Ibrutinib (IB) revealed high efficacy and safety profile in phase 2/3 chronic lymphocytic clinical trials. Emerging real-world-data shows similar response and survival, but higher discontinuation rates due to adverse events (AEs). We present retrospective real-world data from 58 chronic lymphocytic leukemia (CLL) patients (August 2014–January 2019) treated with IB monotherapy, according to standard instructions, in a Greek single-center, focusing on safety and efficacy. Eleven untreated first line (1st L) and 47 relapsed/refractory(R/R) CLL patients received IB for 6.6(0.7–46.8) and 16.3(0.4–53.7) months, respectively.
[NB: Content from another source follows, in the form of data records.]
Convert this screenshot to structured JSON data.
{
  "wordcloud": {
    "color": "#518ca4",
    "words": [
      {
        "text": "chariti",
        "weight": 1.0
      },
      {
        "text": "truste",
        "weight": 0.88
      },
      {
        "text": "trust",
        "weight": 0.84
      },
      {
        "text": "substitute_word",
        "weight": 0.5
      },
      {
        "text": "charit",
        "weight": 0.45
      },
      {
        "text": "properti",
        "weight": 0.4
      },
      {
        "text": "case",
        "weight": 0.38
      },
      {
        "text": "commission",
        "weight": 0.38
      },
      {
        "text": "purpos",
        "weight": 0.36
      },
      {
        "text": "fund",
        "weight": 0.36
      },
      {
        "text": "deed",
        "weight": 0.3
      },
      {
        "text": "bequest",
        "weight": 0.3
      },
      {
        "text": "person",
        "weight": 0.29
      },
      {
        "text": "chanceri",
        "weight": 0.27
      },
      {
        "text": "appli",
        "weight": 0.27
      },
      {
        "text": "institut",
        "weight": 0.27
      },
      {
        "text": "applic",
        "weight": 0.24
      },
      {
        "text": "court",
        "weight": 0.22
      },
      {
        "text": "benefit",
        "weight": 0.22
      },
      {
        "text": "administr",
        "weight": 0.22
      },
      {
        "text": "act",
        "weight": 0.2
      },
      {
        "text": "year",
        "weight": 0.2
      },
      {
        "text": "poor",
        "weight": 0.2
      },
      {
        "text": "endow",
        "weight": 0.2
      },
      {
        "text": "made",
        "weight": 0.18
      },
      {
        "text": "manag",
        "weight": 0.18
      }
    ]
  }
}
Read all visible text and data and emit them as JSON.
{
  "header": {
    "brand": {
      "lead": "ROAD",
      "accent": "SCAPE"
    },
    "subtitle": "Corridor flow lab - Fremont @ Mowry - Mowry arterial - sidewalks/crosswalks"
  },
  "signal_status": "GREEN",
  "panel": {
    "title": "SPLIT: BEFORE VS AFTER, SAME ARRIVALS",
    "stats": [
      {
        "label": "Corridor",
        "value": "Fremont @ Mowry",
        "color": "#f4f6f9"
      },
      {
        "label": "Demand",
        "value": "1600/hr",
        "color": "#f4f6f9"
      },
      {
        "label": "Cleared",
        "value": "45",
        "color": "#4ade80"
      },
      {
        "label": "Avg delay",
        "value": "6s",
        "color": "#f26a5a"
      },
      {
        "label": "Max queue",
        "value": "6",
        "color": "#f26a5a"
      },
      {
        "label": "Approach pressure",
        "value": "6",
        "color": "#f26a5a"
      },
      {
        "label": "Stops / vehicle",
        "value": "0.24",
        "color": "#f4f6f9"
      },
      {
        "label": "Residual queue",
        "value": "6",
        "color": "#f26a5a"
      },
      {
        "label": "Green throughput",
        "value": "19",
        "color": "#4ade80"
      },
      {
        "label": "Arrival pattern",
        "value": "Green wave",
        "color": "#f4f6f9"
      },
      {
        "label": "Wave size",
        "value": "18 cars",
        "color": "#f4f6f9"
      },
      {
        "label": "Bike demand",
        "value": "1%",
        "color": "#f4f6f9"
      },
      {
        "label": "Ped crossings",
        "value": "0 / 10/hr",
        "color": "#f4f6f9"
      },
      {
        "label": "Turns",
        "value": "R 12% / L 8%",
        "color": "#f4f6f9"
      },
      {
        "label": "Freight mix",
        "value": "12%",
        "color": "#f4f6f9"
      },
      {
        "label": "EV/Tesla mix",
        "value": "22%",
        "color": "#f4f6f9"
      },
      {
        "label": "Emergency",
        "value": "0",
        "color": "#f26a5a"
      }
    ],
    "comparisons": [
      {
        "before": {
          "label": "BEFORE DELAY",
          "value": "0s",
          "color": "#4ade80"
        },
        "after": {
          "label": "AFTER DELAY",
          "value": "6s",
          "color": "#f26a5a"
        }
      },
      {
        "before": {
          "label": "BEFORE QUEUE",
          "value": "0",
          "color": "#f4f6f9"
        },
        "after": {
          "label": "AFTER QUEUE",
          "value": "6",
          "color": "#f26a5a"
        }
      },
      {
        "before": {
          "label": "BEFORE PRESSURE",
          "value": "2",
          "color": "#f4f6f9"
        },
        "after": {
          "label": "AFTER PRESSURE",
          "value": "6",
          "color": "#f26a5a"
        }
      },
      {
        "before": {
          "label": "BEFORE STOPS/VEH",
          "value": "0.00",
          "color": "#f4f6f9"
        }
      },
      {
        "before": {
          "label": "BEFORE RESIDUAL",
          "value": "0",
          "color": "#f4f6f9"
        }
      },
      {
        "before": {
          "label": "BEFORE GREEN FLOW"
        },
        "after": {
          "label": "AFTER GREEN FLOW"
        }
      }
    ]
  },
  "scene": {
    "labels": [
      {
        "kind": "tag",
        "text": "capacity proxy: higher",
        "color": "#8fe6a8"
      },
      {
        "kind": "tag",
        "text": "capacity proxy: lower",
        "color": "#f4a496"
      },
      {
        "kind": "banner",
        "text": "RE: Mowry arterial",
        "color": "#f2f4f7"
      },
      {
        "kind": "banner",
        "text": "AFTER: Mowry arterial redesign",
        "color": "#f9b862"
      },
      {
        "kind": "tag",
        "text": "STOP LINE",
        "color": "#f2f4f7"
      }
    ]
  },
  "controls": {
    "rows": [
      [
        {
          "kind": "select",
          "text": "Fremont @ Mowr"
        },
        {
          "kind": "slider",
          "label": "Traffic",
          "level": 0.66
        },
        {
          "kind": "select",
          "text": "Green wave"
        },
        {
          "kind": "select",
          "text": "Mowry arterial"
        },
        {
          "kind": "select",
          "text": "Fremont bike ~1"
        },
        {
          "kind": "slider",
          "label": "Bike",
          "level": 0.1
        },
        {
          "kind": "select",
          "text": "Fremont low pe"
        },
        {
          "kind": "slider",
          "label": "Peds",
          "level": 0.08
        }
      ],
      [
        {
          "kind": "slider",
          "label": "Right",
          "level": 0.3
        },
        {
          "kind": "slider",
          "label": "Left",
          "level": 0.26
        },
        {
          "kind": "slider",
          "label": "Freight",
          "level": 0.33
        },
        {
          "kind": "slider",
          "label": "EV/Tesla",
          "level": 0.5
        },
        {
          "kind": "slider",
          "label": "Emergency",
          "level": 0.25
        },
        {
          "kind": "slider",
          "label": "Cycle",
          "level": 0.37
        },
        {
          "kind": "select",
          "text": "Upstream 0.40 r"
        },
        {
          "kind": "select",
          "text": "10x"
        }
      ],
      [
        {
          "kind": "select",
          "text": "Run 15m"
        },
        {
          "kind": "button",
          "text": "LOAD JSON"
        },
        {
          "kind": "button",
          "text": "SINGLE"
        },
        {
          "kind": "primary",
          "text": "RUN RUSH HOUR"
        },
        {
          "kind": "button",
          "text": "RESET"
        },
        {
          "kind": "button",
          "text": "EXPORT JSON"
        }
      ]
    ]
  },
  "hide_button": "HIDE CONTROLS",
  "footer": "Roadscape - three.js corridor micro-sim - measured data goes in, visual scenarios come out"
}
Nine percent of 1stL and 10.6% of R/R patients discontinued IB due to AEs. Atrial fibrillation (AF) was the most common discontinuation AE cause (3.5% of patients). Thirteen patients (24.5%) discontinued due to disease progression: 6 Richter transformation (RT) cases, after 10.6 months (1–35.9) and 7 CLL-progression cases, after 30.3 months (5.4–43.4) of IB initiation. IB had minimal impact on immunoglobulin G (IgG)-levels, CLL-related autoimmunity, and second primary malignancies (SPM). Our real-world data show that CLL patients present similar to clinical trials’ outcomes if treated homogenously according to standard guidelines, resulting in fewer unneeded discontinuations and shrinkage of treatment armamentarium.